I am in the industry and all I hear is EPIC. ATHN is peaking. If you read the transcript w/ analysts, mgmt admits hospital/large deals are slowing. Also, the sales dept for practice accounts is entirely new and in need to developing a schedule pipeline. next quarter will be a disappointment. buy puts
also look at insider ownership. they own less than 2% of the company. funds own almost all of it. it is very thinly traded and heavily shorted which is why a little move up gets going so fast. the weak shorts have to get out. but October is coming and that is the month in which the funds do their tax selling. they will sell their losers and their winners to offset their losers and the funds are net winners here.and will sell this thing. look at their margins. they are not Internet fairy dust numbers. proven out by their revenue per employee. it is an FTE intensive business, not a microsoft. it has not and will not scale and it is in a market that is in very big trouble now, with a push me pull you product that offers less than it promises.
they have an interesting model. the clients who sign up think they are getting a billing service. but they are not. they are getting a cloud hosted billing system that has some bells and whistles but the fact is that the practices are still responsible for doing their own billing. the fee the clients pay is half that of a billing service but the services are less than half and the clients never reduce their back end staff. thus, the ssmarter clients finally figure out all they are getting for their money is a more expensive billing system that they have to manage. as with all systems of this sort there is a considerable barrier to leaving. the clients have to reactivate their old systems. luckily they still have their old people. still, they lose quite a lot of business. they are a passing fad in my opinion. there is much less than meets the eye and if george w bush's cousin were not a partner you would not even know about it.
there is very little chance they will make major inroads into large groups. further, the market is now in deep weeds. both because of the political situation and also because the low hanging fruit has been plucked. the spurt of business of the last few years has been caused by the government threatening doctors who do not get EHR systems with penalties and offrering subsidies to the doctors who do. the subsidies occur over three years and the first year is the largest and it expires on October 1 next month.
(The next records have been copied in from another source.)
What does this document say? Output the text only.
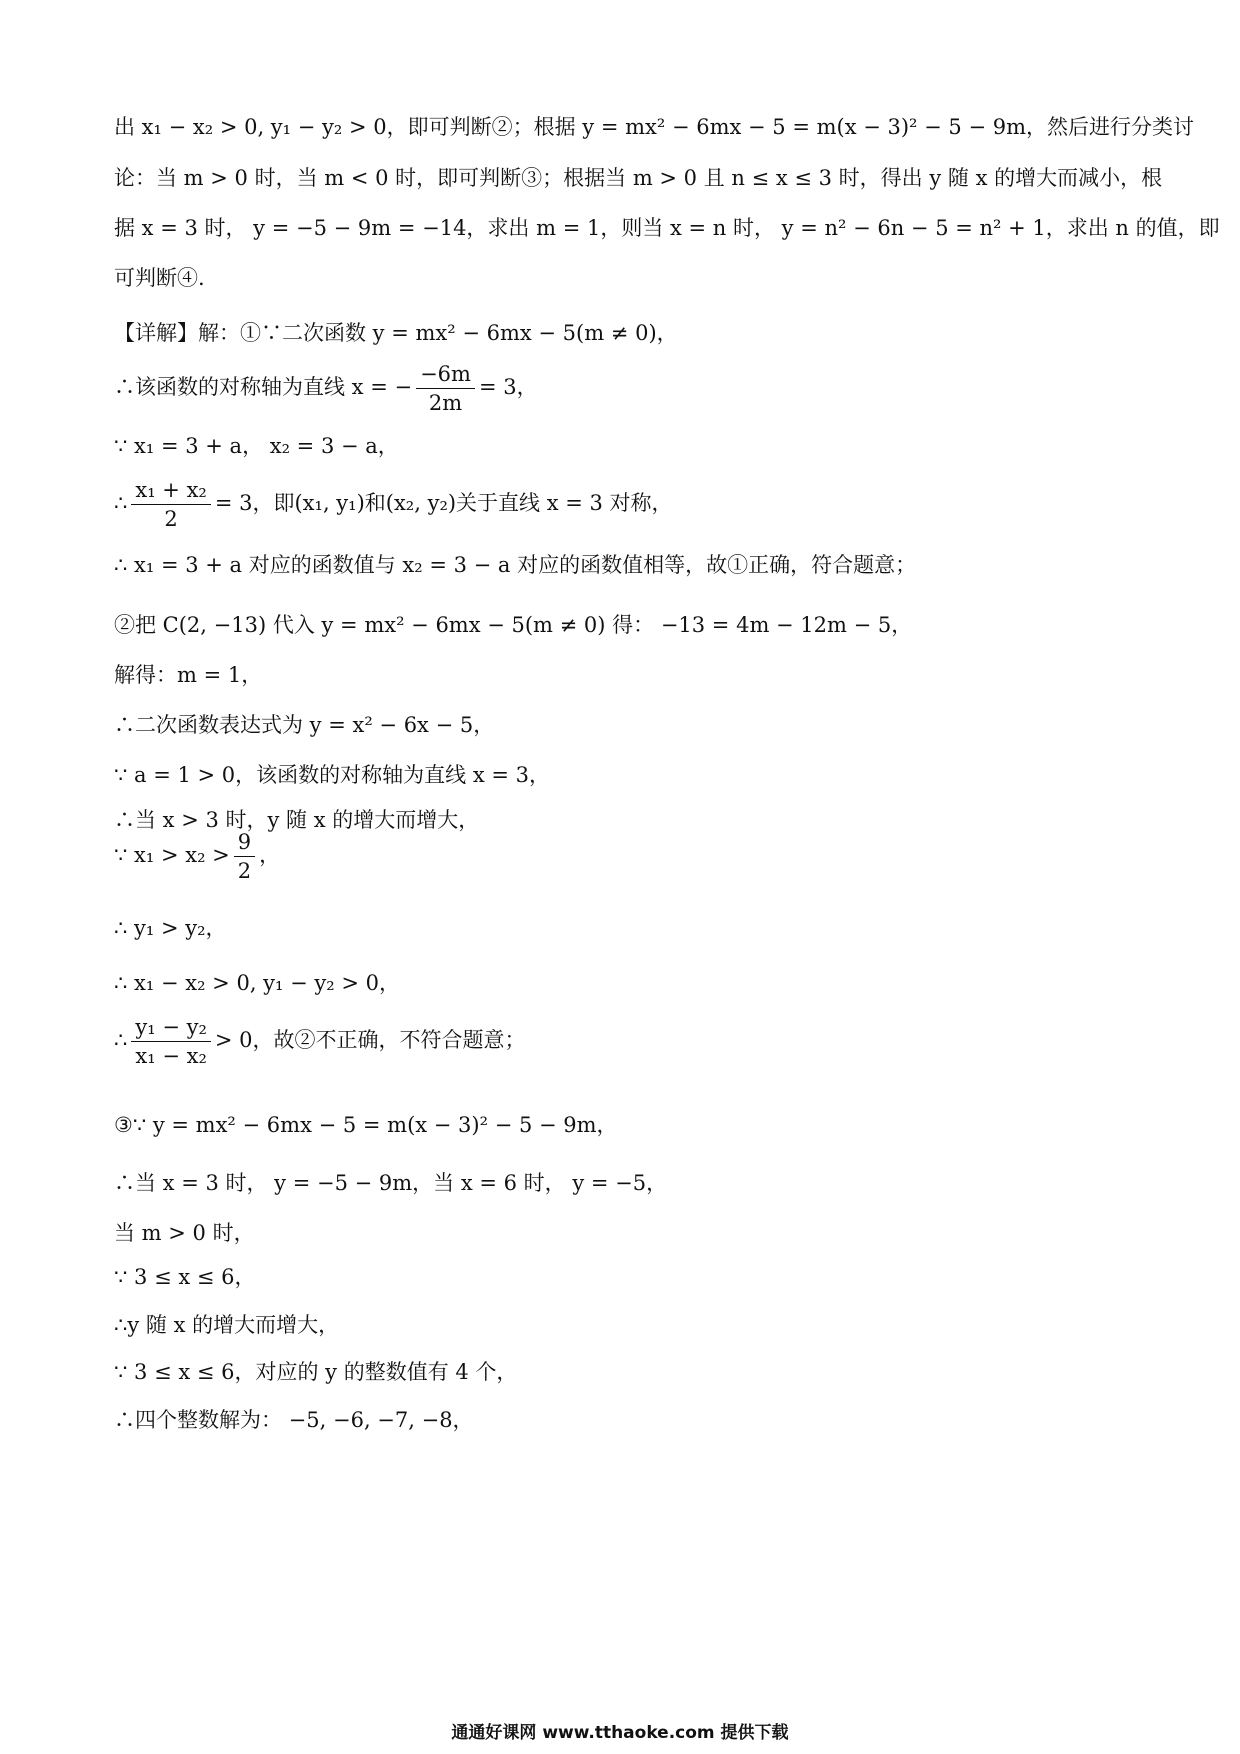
出 x₁ − x₂ > 0, y₁ − y₂ > 0，即可判断②；根据 y = mx² − 6mx − 5 = m(x − 3)² − 5 − 9m，然后进行分类讨
论：当 m > 0 时，当 m < 0 时，即可判断③；根据当 m > 0 且 n ≤ x ≤ 3 时，得出 y 随 x 的增大而减小，根
据 x = 3 时， y = −5 − 9m = −14，求出 m = 1，则当 x = n 时， y = n² − 6n − 5 = n² + 1，求出 n 的值，即
可判断④.
【详解】解：①∵二次函数 y = mx² − 6mx − 5(m ≠ 0)，
∴该函数的对称轴为直线 x = − $\frac{-6m}{2m} = 3$，
∵ x₁ = 3 + a， x₂ = 3 − a，
∴ $\frac{\text{x₁ + x₂}}{2} = 3$，即(x₁, y₁)和(x₂, y₂)关于直线 x = 3 对称，
∴ x₁ = 3 + a 对应的函数值与 x₂ = 3 − a 对应的函数值相等，故①正确，符合题意；
②把 C(2, −13) 代入 y = mx² − 6mx − 5(m ≠ 0) 得： −13 = 4m − 12m − 5，
解得：m = 1，
∴二次函数表达式为 y = x² − 6x − 5，
∵ a = 1 > 0，该函数的对称轴为直线 x = 3，
∴当 x > 3 时，y 随 x 的增大而增大，
∵ $x_1 > x_2 > \frac{9}{2}$ ，
∴ y₁ > y₂，
∴ x₁ − x₂ > 0, y₁ − y₂ > 0，
∴ $\frac{\text{y₁ − y₂}}{\text{x₁ − x₂}} > 0$，故②不正确，不符合题意；
③∵ y = mx² − 6mx − 5 = m(x − 3)² − 5 − 9m，
∴当 x = 3 时， y = −5 − 9m，当 x = 6 时， y = −5，
当 m > 0 时，
∵ 3 ≤ x ≤ 6，
∴y 随 x 的增大而增大，
∵ 3 ≤ x ≤ 6，对应的 y 的整数值有 4 个，
∴四个整数解为： −5, −6, −7, −8，
通通好课网 www.tthaoke.com 提供下载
You have to be up and running on an EHR by October 1 to get the money and it is now impossible to do that because it takes months to get up and running. the remaining two years offer less money and those deadlines are also in October but of next year and the year after. so if business does improve it is six months away. But every competitor is out there slugging away. and as I said, Athena does not provide what their new clients t hink they provide.
I am too. They are giving away services. If you look at their numbers their revenues go up significantly but their EPS stays the same. I know of one deal they just got, a renewal, where they had the client for a rate of X and to get a few more doctors on board they reduced their fees by one third and agreed to give away their EHR. The PE ratio is nearly 200. It is INSANE INSANE INSANE.
I shorted. I dont disagree with puts but I just do not know when the idiots will catch on. It is thinly traded by young kids who are into Internet fairy dust and believe for some reason that this is an Internet play, I guess. Who knows. I believe a fair price for this is $10. If you discount that to give it some Internet Fairy Dust cachet, it is is worth $20.